Les armes nous manquaient. Nous avions douze mitraillettes par arrondissement et chacun notre révolver avec neuf balles.
Le 19 dans la matinée, les FFI ont occupés toutes les Mairies. Le gouvernement de Londres, pendant toute la durée de la guerre, avait parachuté des armes pour la résistance, pour un peu partout en France, notamment au maquis, ou centre de résistance, qui existaient dans la zone non occupée. Les armes ou les explosifs étaient parcimonieusement produites dans la région parisienne car on craignait lors de la libération, la prise de Paris par des éléments de l'extrême-gauche, comme ce fut le cas en mars, avril, et mai 1871. Il est utile de préciser qu'une bonne moitié des vrais FFT, appartenaient au Parti communiste avant la guerre ou était sympathisants, ce qui est pareil. De crainte de revoir les journées sanglantes et les massacres de 1871, les armes n'arrivaient pas.
Police et FFI s'entendaient bien. Ils opéraient de leur côté, nous opérions du nôtre. Jamais d'accrochage ni de rivalité entre nous. Ils avaient leurs chefs, nous avions les nôtres. Leurs centres étaient les vingt mairies de Paris.
La rue de Rivoli fut le théâtre d'un incident peu banal et qui vaut la peine d'être conté.
Le 19 dans la matinée un Brigadier et deux agents sont envoyés rue de Rivoli pour défendre l'Hôtel de ville en cas d'attaque. Tous trois avaient leur révolver et, chacun trois grenades.
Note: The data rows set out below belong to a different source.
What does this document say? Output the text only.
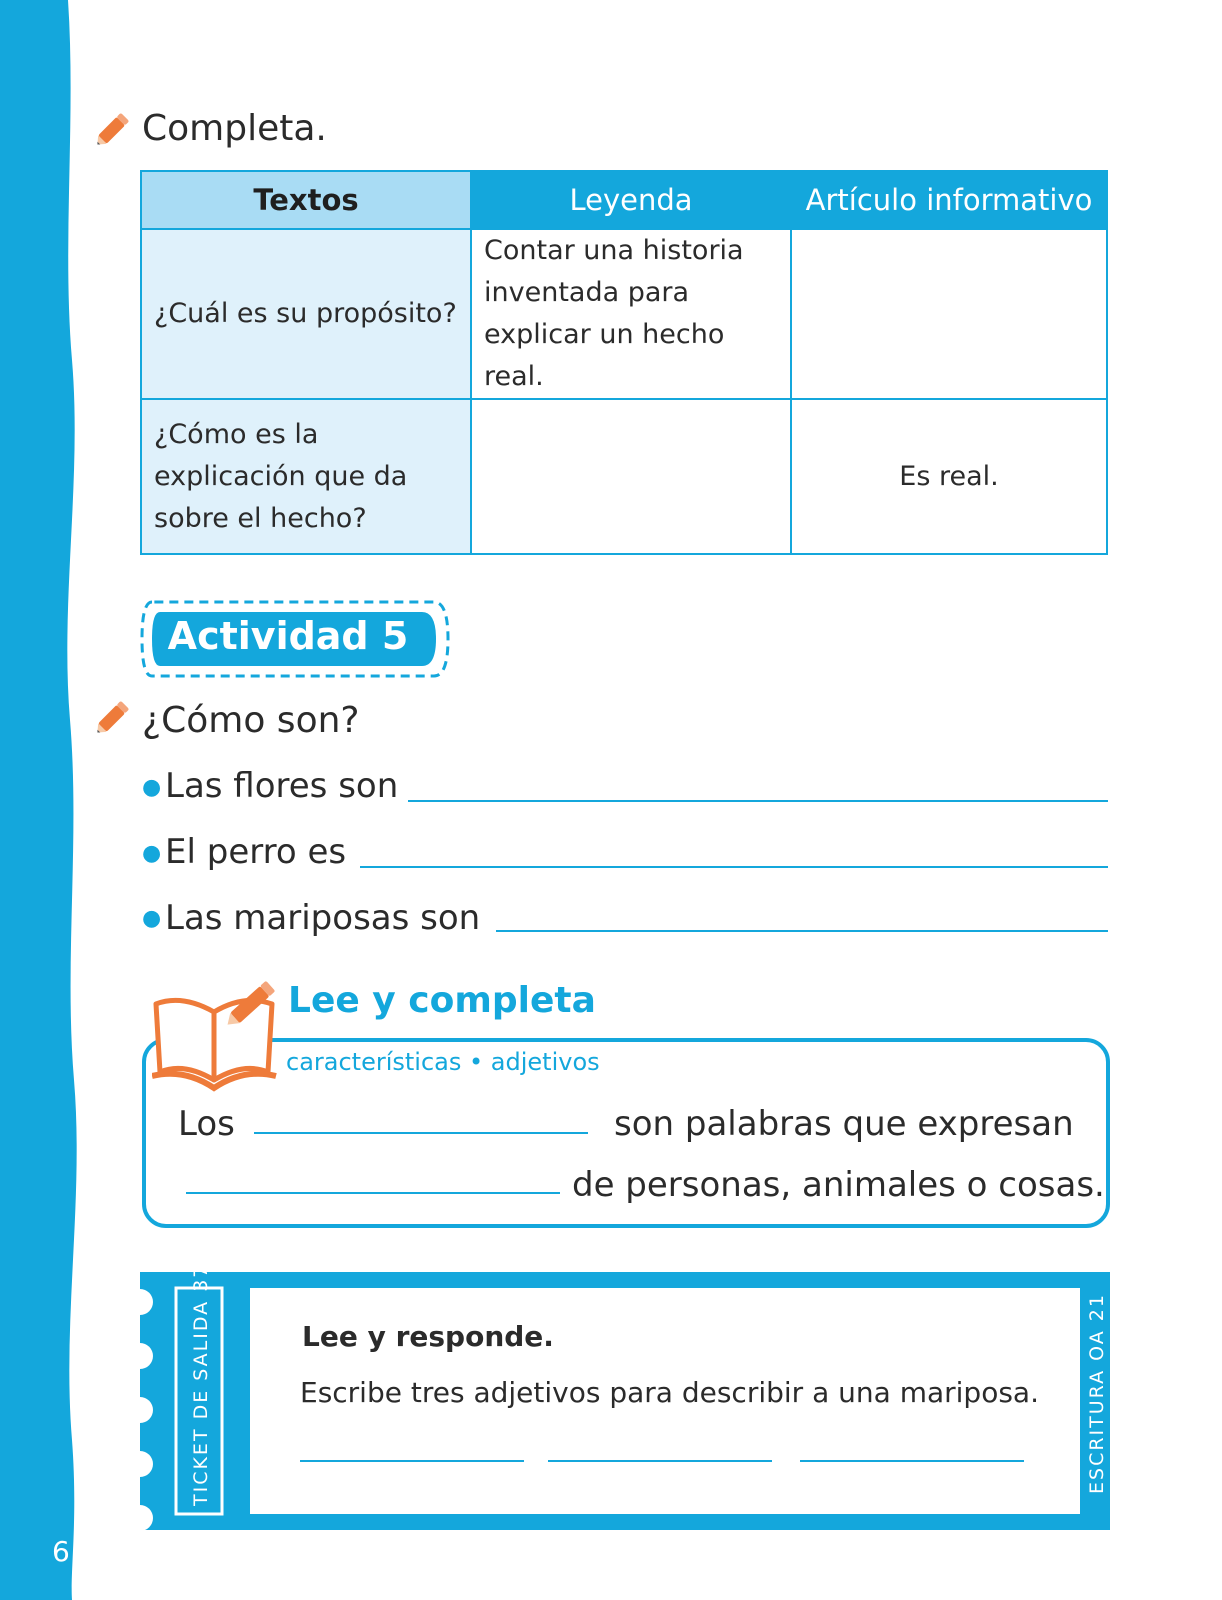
6
Completa.
Textos	Leyenda	Artículo informativo
¿Cuál es su propósito?	Contar una historia inventada para explicar un hecho real.	
¿Cómo es la explicación que da sobre el hecho?		Es real.
Actividad 5
¿Cómo son?
● Las flores son
● El perro es
● Las mariposas son
Lee y completa
características • adjetivos
Los	son palabras que expresan
de personas, animales o cosas.
TICKET DE SALIDA 37	ESCRITURA OA 21
Lee y responde.
Escribe tres adjetivos para describir a una mariposa.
Ils s'embusquent dans une porte cochère, après avoir prévu leur retraite de secours en cas d'attaque. Soudain un camion allemand venant de la Bastille se dirige vers la Concorde, à petite allure. Deux agents sortent sur le trottoir et lancent chacun une grenades devant le camion qui venait vers eux. Les grenades explosent, le camion s'arrête et, aussitôt les cinq allemands descendent (trois devant et les deux autres derrière) et lèvent les bras en criant "camarades". Une trentaine d'agents cachés dans les alentours arrivent et, un groupe se charge d'emmener les prisonniers au poste St Merri à une centaine de mètres. Le Brigadier déclare prendre possession du camion. A l'intérieur il y avait une quarantaine de caisses en bois et clouées. L'un des deux agents après quelques tâtonnements arrive à mettre le véhicule en marche. Un homme debout sur chaque marchepied, ils partent avec l'intention de conduire le camion devant la poste de l'Avenue Thorel (2ème). Mais, pour aller de l'Hôtel de ville à la rue Thorel, il faut traverser le fameux couloir où les convois allemands circulent. Des éclaireurs proposent de les appeler dès qu'une accalmie se produira dans le Boulevard Sébastopol. Cette accalmie arrive ; ils sont passés. Le camion devant le poste, il faut voir le contenu des caisses. Quel bonheur ! Ce sont des caisses de mitraillettes allemandes toutes neuves. Il y en a environ six cents. On en charge une. On sort dehors pour tirer en l'air. Impossible de la faire marcher. Parmi les prisonniers il y a un adjudant, on décide de le faire sortir du violon pour nous expliquer le maniement. Sous bonne garde, il nous explique volontiers le démontage et le maniement. Comme des caisses de cartouches sont également dans le camion, il y a de quoi armer tous les hommes de l'arrondissement. On se sent plus fort pour la résistance, en cas d'attaque. Dès lors des sentinelles avancées sont placées aux alentours des postes.
Moins de vingt-quatre heures après, il fallut faire porter une grande de notre trouvaille à la Préfecture où là aussi on manquait d'armes et de munitions, pour les deux mille policiers qui s'y trouvaient enfermés depuis le 17 août.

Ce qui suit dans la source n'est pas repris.